There Is No Barrier That Can Contain It: Cuban Revolutionary Hope and Transnational Activism from the Anti-Machado Struggle to the Spanish Civil War

Sunday, January 10, 2016: 11:20 AM
Room A704 (Atlanta Marriott Marquis)
Ariel Mae Lambe, University of Connecticut
Upon President Gerardo Machado’s overthrow in 1933, Cubans who had hoped and struggled for this outcome rejoiced.  They felt the jubilation of victory and the intense energy and momentum of progress during Ramón Grau San Martín’s brief presidency.  They believed for a short time that they were finally achieving democratic governance, an end to U.S. neocolonialism, and significant economic and social gains.  Then their victory fell apart as Fulgencio Batista rose to power. 

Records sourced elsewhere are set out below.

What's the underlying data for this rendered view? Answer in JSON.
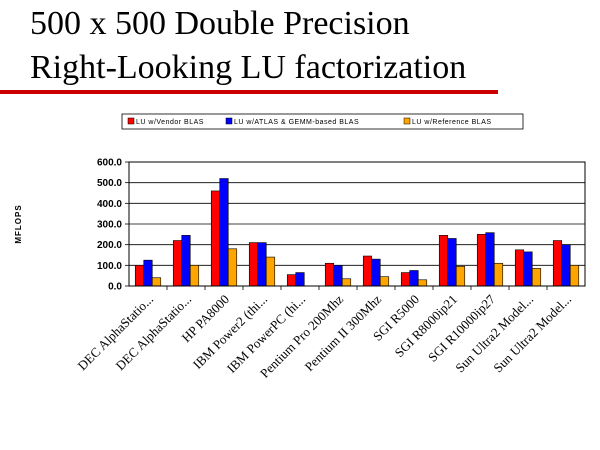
{
  "slide": {
    "title_line1": "500 x 500 Double Precision",
    "title_line2": "Right-Looking LU factorization"
  },
  "chart_data": {
    "type": "bar",
    "title": "",
    "xlabel": "",
    "ylabel": "MFLOPS",
    "ylim": [
      0,
      600
    ],
    "yticks": [
      "0.0",
      "100.0",
      "200.0",
      "300.0",
      "400.0",
      "500.0",
      "600.0"
    ],
    "grid": true,
    "legend_position": "top",
    "categories": [
      "DEC AlphaStatio...",
      "DEC AlphaStatio...",
      "HP PA8000",
      "IBM Power2 (thi...",
      "IBM PowerPC (hi...",
      "Pentium Pro 200Mhz",
      "Pentium II 300Mhz",
      "SGI R5000",
      "SGI R8000ip21",
      "SGI R10000ip27",
      "Sun Ultra2 Model...",
      "Sun Ultra2 Model..."
    ],
    "series": [
      {
        "name": "LU w/Vendor BLAS",
        "color": "#ff0000",
        "values": [
          100,
          220,
          460,
          210,
          55,
          110,
          145,
          65,
          245,
          250,
          175,
          220
        ]
      },
      {
        "name": "LU w/ATLAS & GEMM-based BLAS",
        "color": "#0000ff",
        "values": [
          125,
          245,
          520,
          210,
          65,
          100,
          130,
          75,
          230,
          258,
          165,
          200
        ]
      },
      {
        "name": "LU w/Reference BLAS",
        "color": "#ffa500",
        "values": [
          40,
          100,
          180,
          140,
          0,
          35,
          45,
          30,
          95,
          110,
          85,
          100
        ]
      }
    ]
  }
}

Interfering in the struggle against Machado, U.S. Special Ambassador Sumner Welles had attempted to arrange succession of power so as to avoid a revolutionary outcome—but he miscalculated Cuban popular feeling.  As a result, wrote student activist Teté Casuso, Welles found himself “confronted by a broken dike.”  The attempt to avoid revolution had “only succeeded in filling the dam till it burst.”  It would take Batista’s ascendance to quiet the raging waters of political and social unrest.

By 1936 Batista’s forces had achieved the peace and quiet Welles desired in 1933.  Casuso’s metaphoric dam was rebuilt and the revolutionary waters once again contained.  Despite their defeat, Cubans like Casuso and her husband Pablo de la Torriente Brau remained thirsty.  Stuck in exile in the scorching New York summer of 1936, Torriente began to dream of water.  Parched for action and feverish with revolutionary hope, he sought “the great river of revolution” in Spain, noting wistfully that the conflict that erupted there that summer could teach Cuba “that when a people wishes to fight to the death for its ideals and necessities, there is no barrier that can contain it.” 

This paper examines how transnational antifascist activism in support of the Spanish Republic served to sustain revolutionary hope in Cubans defeated by Batista’s rise, and the significance of this sustenance for the island’s domestic politics.